You're forgetting about copy elision which means that y = function(); may not actually invoke any copy or move constructors; just the constructor for x and the assignment operator.
Some compilers let you disable copy elision, as mentioned on that thread.
I'm not sure what you mean by "in both cases where move constructor should be called". There are actually zero cases where move constructor should be called (your object does not have a move constructor), and one case where copy constructor could be called (the return statement) but may be elided.
You have two cases of assignment operator: y = function(); and a = std::move(b); . Again, since your class does not have a move-assignment operator, these will use the copy-assignment operator.
It would probably help your testing if you added code to your object to cout from within the copy constructor and move constructor.

Indeed, there is no implicit move constructor due to the user-declared destructor.
But there is an implicit copy constructor and copy-assignment operator; for historical reasons, the destructor doesn't inhibit those, although such behaviour is deprecated since (as you point out) it usually gives invalid copy semantics.
They can be used to copy both lvalues and rvalues, and so are used for the function return (which might be elided) and assignments in your test program. If you want to prevent that, then you'll have to delete those functions.

A move constructor and move assignment operator have not been implicitly declared because you have explicitly defined a destructor. A copy constructor and copy assignment operator have been implicitly declared though (although this behaviour is deprecated).
If a move constructor and move assignment operator have not been implicitly (or explicitly) declared it will fall back to using the copy equivalents.
As you are trying to call move-assignment it will fall back to using copy assignment instead.

Will move constructor and move assignment be generated if I default the copy constructor?

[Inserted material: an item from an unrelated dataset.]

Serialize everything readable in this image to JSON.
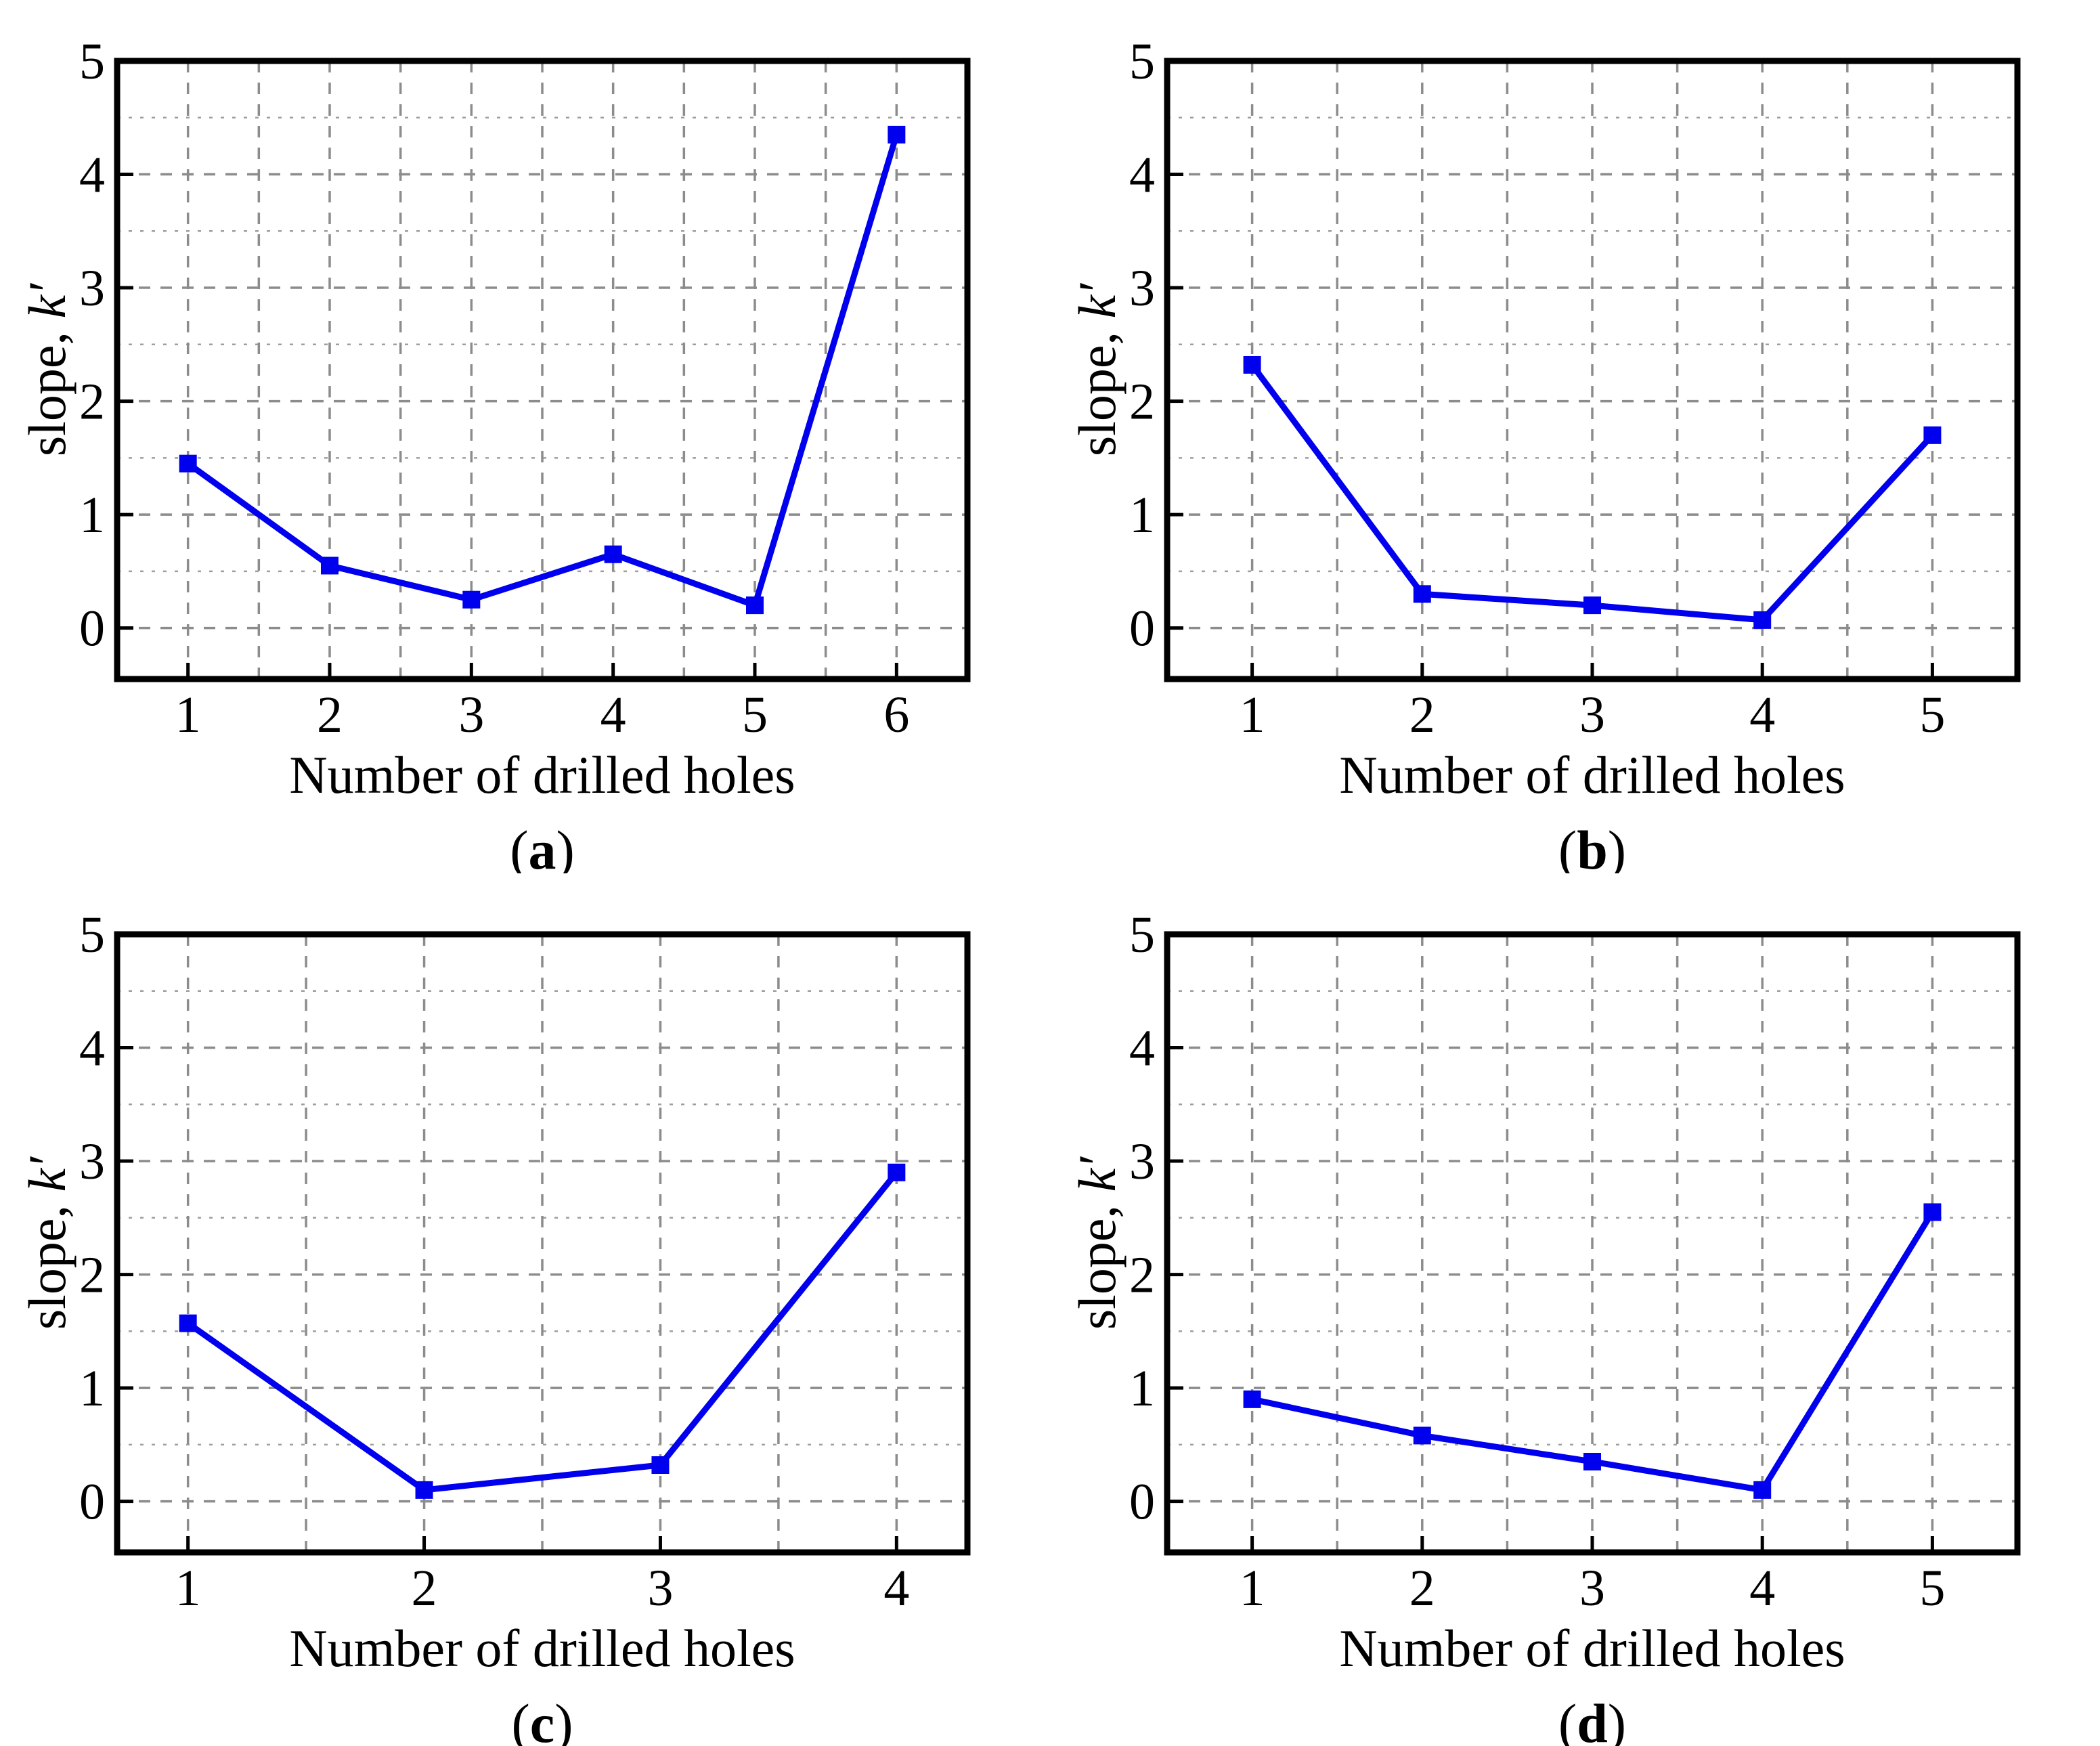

I am a little confused about how best to define a copyable but not moveable class. It seems to me that deleting the move constructor is a bad idea because then I couldn't construct from a temporary. On the other hand I don't want the compiler to implicitly generate a move constructor for me that may be wrong or may lead to unexpected behavior. My question is whether the compiler is allowed to implicitly generate a move constructor for the following class:
class C {
public:
int i_;
C(const C&) = default;
}

[class.copy]/9 after CWG 1402:
If the definition of a class X does not explicitly declare a move constructor, one will be implicitly declared as defaulted if and only if
X does not have a user-declared copy constructor,
X does not have a user-declared copy assignment operator,
X does not have a user-declared move assignment operator, and
X does not have a user-declared destructor.

If the definition of a class X does not explicitly declare a move constructor, one will be implicitly declared as defaulted if and only if
X does not have a user-declared copy constructor
[and ...]
Since the copy constructor is user-declared (even though it is defaulted, which means it is not user-provided), a move constructor will not be implicitly declared as defaulted.
You're right that if you were to explicitly delete the move constructor, you would not be able to construct from temporaries because the deleted move constructor would be chosen by overload resolution. So the approach you have used for a copyable but not moveable class is the right one.

Relative to your example the compiler will implicitly declare a move constructor because the first declaration of your copy constructor is the default definition. In this case the copy constructor is considered as implicitly defined. But if you would change your class definition the following way
class C {
public:
int i_;
C(const C&);
};
C::C( const C & ) = default;
then in this case the move constructor would not be generated by the compiler becasue the copy constructor is explicitly declared by the user.